So we will be BACK at the doc's office next week to see what's up....
Friday, February 23, 2007
HS: Did you give the baby her antibiotics tonight?
HS: You better do it. You haven't missed a dose yet.
Me: You do it. Seriously. How many times have you given her a dose of anitibiotics?
HS: How many times have you plowed the driveway?
Me: How many times have YOU plowed the driveway? Because I bet it is fewer times than I've given this kid antibiotics.....
I have this internal conversation going almost all the time about balance, fairness & equality. I have to have the conversation or I get bitter. I like to think of it as self-therapy.
I keep score.
I'm not proud of it but I do it. And you know what? I'm winning.
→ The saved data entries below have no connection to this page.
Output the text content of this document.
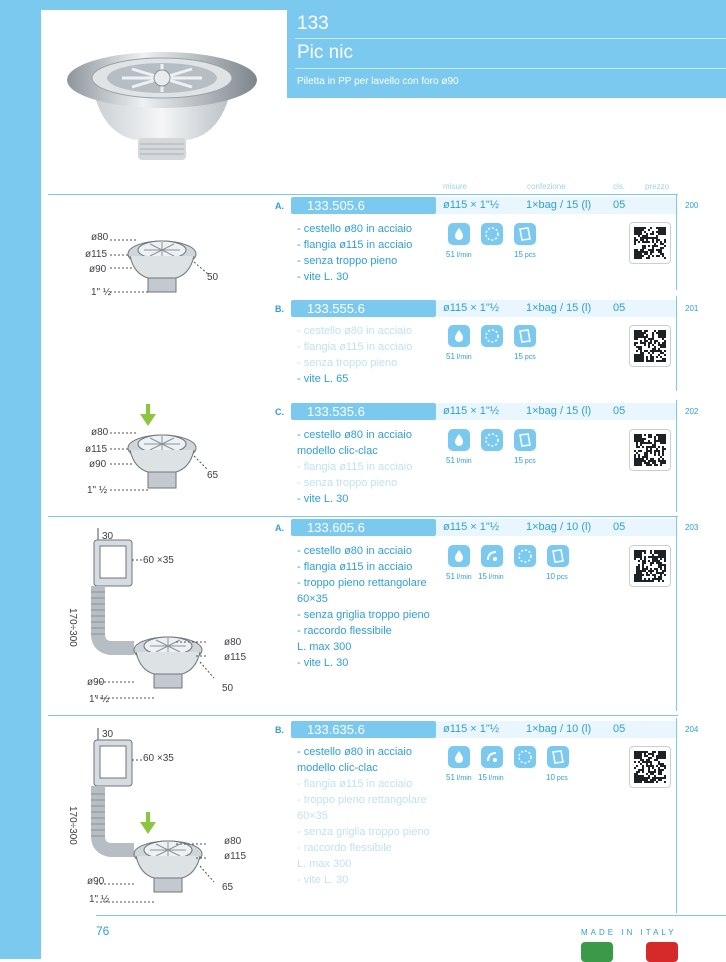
133
Pic nic
Piletta in PP per lavello con foro ø90
misure	confezione	cls.	prezzo
A. 133.505.6	ø115 × 1"½ 1×bag / 15 (l) 05	200
- cestello ø80 in acciaio
- flangia ø115 in acciaio
- senza troppo pieno
- vite L. 30
51 l/min	15 pcs
B. 133.555.6	ø115 × 1"½ 1×bag / 15 (l) 05	201
- cestello ø80 in acciaio
- flangia ø115 in acciaio
- senza troppo pieno
- vite L. 65
51 l/min	15 pcs
C. 133.535.6	ø115 × 1"½ 1×bag / 15 (l) 05	202
- cestello ø80 in acciaio
modello clic-clac
- flangia ø115 in acciaio
- senza troppo pieno
- vite L. 30
51 l/min	15 pcs
A. 133.605.6	ø115 × 1"½ 1×bag / 10 (l) 05	203
- cestello ø80 in acciaio
- flangia ø115 in acciaio
- troppo pieno rettangolare
60×35
- senza griglia troppo pieno
- raccordo flessibile
L. max 300
- vite L. 30
51 l/min 15 l/min	10 pcs
B. 133.635.6	ø115 × 1"½ 1×bag / 10 (l) 05	204
- cestello ø80 in acciaio
modello clic-clac
- flangia ø115 in acciaio
- troppo pieno rettangolare
60×35
- senza griglia troppo pieno
- raccordo flessibile
L. max 300
- vite L. 30
51 l/min 15 l/min	10 pcs
ø80
ø115
ø90
1" ½
50
ø80
ø115
ø90
1" ½
65
30
60 ×35
170÷300	ø80
ø115
ø90
1" ½
50
30
60 ×35
170÷300	ø80
ø115
ø90
1" ½
65
76	MADE IN ITALY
I asked my mom one time why she packed my dad's clothes & toothbrush for him. She replied, "I've never changed the oil or checked the tire pressure."
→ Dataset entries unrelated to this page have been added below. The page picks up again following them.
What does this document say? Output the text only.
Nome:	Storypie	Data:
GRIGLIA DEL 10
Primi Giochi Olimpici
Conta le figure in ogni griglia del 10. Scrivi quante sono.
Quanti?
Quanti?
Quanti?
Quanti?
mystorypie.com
I try to keep that in mind. Balance is about what is fair at any given moment in a relationship.
Sometimes that is hard to keep in mind when I realize I change the oil in all three vehicles (well, ok, I write the check & I wrangle the two little ones while someone else does it...), I schedule all the appointments, I do all the doctor & vet trips, I wait for the repair guy, I empty the dishwasher, I do the majority of the cleaning (toilets, tub, dusting, vacuuming....), I deal with the taxes & bills, I do the budget, I balance the checkbook, I do the baby books & photo albums, I sort the too small clothes, I do the grocery shopping, I do the toilet paper shopping, I feed the baby strained peas, I buy the wedding/baby/Christmas gifts & wrap them, I buy the stamps, I wash the sheets & make the bed.... and on and on and on.... Hot Stuff handles snow removal & goes to the dump......and that, my friends, is a paragraph about me being bitter.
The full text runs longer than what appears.